John_Brown at discovery.umeres.maine.edu
Fri Sep 19 10:47:45 EST 1997
First of all, show a little respect for the work done by others. If
there wasn't any research being done, we wouldn't know that
precommercial thinning is helpful in the first place. We also wouldn't
have stocking guides to plan for regular thinnings, spacing criteria,
or methods of suitable regeneration. Pre-harvest planning can help
prevent the need to for precommercial thinning by choosing suitable
regeneration methods. A shelterwood cut can promote advance
regeneration that can preclude the need to later precommercially thin.
It's necessary to take into account the species desired/undesired.
Alternatives to chainsaw will vary by species composition. Take a
softwood/hardwood stand, where the hardwoods are undesirable.

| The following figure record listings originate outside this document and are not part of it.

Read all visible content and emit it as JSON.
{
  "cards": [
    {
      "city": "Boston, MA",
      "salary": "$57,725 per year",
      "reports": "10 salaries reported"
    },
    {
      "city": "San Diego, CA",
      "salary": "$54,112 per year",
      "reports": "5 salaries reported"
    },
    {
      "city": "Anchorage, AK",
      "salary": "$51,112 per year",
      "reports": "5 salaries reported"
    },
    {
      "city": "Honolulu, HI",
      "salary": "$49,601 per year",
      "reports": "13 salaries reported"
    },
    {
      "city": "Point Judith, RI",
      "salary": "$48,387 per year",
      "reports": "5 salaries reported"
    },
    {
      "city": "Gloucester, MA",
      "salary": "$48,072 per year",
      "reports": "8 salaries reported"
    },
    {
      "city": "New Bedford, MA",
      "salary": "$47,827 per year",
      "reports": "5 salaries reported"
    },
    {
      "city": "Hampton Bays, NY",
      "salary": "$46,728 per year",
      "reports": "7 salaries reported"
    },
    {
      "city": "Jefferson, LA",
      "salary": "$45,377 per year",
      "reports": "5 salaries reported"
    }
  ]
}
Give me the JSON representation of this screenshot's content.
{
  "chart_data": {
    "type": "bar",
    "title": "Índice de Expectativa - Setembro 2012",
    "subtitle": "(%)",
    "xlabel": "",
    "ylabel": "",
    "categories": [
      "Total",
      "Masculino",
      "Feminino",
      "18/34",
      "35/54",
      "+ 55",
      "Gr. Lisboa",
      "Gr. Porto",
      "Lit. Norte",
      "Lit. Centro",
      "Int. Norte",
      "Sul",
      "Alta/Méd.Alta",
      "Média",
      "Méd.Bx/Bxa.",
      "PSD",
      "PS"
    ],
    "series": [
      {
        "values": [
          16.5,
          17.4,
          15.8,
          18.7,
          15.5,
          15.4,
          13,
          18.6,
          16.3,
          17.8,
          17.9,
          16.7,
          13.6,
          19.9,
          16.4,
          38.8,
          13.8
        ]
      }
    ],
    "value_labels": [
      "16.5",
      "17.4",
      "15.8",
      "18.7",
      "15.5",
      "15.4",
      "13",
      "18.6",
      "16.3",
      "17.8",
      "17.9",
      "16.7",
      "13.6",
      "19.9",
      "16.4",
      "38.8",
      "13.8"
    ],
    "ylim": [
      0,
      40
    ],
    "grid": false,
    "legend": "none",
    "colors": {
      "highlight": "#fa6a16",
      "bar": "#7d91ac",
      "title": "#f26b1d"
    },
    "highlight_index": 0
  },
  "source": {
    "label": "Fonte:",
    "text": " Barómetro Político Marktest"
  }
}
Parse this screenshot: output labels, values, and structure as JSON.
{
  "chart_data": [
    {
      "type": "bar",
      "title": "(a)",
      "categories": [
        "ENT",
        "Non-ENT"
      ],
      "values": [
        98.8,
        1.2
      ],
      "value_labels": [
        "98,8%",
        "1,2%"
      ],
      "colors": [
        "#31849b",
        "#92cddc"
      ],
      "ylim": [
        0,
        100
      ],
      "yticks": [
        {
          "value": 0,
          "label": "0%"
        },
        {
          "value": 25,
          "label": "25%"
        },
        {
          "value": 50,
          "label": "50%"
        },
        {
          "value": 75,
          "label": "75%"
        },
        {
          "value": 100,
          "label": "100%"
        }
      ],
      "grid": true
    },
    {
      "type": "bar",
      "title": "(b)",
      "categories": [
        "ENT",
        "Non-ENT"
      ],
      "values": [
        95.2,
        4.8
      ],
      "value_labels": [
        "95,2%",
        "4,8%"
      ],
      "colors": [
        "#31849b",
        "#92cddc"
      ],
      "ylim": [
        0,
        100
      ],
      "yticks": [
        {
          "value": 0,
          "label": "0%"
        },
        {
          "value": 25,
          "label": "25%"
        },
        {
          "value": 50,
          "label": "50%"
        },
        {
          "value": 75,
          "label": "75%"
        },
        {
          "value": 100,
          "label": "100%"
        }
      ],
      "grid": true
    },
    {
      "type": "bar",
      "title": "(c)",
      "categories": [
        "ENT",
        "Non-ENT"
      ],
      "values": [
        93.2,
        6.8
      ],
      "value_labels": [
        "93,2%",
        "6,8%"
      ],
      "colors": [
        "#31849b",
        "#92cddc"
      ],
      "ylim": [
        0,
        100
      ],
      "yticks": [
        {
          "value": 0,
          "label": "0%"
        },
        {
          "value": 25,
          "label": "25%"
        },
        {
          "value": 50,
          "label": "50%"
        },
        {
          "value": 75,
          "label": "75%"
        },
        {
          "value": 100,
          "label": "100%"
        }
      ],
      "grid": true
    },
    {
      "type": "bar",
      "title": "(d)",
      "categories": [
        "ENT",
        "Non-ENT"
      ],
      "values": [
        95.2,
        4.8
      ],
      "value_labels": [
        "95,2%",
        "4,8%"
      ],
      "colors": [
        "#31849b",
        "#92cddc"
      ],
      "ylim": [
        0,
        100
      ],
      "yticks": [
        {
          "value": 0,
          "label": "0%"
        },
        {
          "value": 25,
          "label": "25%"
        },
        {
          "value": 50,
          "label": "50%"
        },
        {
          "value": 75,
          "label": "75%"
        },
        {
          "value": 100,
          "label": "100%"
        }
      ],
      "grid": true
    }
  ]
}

Herbiciding the stand when the hardwoods are translocating nutrients to
the roots can effectively remove the hardwood component. Or, a hatchet
hypo, which injects herbicides into the bark can be somewhat easier to
use than a chainsaw. However, controlling light conditions during the
regeneration phase would be easiest. Knowledge is acquired through
research, not garnered from standing under the canopy and simply
applying whatever comes to mind. It took Edison thousands of filaments
to get a light bulb that worked. All but the last one worked. I guess
you could say that all the others were "idiotic and wasteful of money".